Fakat umulan huzur ve mutluluk bir türlü gelmez, aksine evde şimdi yeni tedirginlikler belirmektedir. Ali Rıza Beyin kızlarından Necla ve Leyla yetişmişlerdir; gezmek, tozmak, giyinmek, eğlenmek istemektedirler. Oysa onların bu isteklerini karşılamak mümkün değildir. Bu iki kızın durup dinmeyen sızıltıları, hırçınlıkları ailede tat tuz bırakmamıştır. Hâl böyle devam ederken bankada çalışan Şevket evlenip, eve bir nüfus daha getirir. Gelin de, Necla ve Leyla'nın kafasında olduğu için, onlara katılır. Böylelikle Ali Rıza Beyin ailesi ikiye bölünmüştür. Yeniden çalışmaya karar veren Ali Rıza Bey, çalmadık kapı bırakmadıktan sonra -çaresiz- tekrar Muzaffer Beye başvurup yeniden iş ister; ama eski öğrencisi bu sefer kendisini çok soğuk karşılar ve adamcağız eli boş döner.

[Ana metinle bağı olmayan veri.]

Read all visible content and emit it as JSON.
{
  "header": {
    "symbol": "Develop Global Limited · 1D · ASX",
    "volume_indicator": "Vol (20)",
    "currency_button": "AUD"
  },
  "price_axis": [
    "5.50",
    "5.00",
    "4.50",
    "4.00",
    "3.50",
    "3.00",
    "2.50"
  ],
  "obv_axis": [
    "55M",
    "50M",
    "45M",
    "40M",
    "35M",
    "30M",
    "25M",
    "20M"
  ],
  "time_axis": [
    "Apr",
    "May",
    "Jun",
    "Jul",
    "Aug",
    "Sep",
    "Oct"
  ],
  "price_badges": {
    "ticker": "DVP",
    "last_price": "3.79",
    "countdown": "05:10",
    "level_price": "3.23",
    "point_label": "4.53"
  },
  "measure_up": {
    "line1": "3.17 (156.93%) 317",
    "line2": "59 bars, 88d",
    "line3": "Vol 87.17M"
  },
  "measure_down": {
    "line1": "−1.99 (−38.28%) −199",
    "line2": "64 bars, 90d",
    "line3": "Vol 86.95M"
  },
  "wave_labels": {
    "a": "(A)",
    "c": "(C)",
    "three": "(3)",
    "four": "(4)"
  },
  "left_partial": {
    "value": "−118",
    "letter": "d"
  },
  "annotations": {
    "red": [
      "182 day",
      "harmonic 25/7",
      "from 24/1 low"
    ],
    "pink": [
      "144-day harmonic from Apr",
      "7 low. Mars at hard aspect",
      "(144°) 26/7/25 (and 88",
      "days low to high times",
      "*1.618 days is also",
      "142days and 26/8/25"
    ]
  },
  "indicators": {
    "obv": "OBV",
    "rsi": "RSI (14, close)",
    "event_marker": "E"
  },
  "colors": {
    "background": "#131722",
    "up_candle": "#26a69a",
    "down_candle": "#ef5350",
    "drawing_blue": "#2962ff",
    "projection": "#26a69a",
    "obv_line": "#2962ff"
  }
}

Aile, bir yandan geçim sıkıntısı içerisinde kıvrana dursun, öte yandan iki genç kızla gelin, haftada sekiz, dokuz çay partileri düzenlemekte, sıkıntıyı büsbütün artırmaktadır. Ali Rıza Beyin eşi, kocasının için için eridiğini görerek, sürekli gelini ve kızlarıyla çekişip durur. Bu sırada en büyük kız Fikret, Adapazarı'nda oturan orta hâlli bir adamla evlenip evden ayrılır. Bu olaya bir yandan sevinen, bir yandan da üzülen Ali Rıza Bey’i yeni olay adamakıllı üzer. Şevket, bankadan bir miktar para çekmiş; fakat bunu vaktinde ödeyememiş, hapse atılmıştır.
Bir gün zengin bir Suriyeli, Necla'yı ister. Ali Rıza Beyin ailesi, kızlarının ta Suriye'ye kadar gidip kendilerinden kopmasını istemezler; ama sonunda buna da razı olurlar. Fakat sonuç hiç de sandıkları gibi çıkmaz. Adam zengin mengin değildir ve Necla feci şekilde aldatılmıştır. Kızlarının elem, feryat dolu haberlerini alan aile ayrıca bu konu için de yanıp sızlanır.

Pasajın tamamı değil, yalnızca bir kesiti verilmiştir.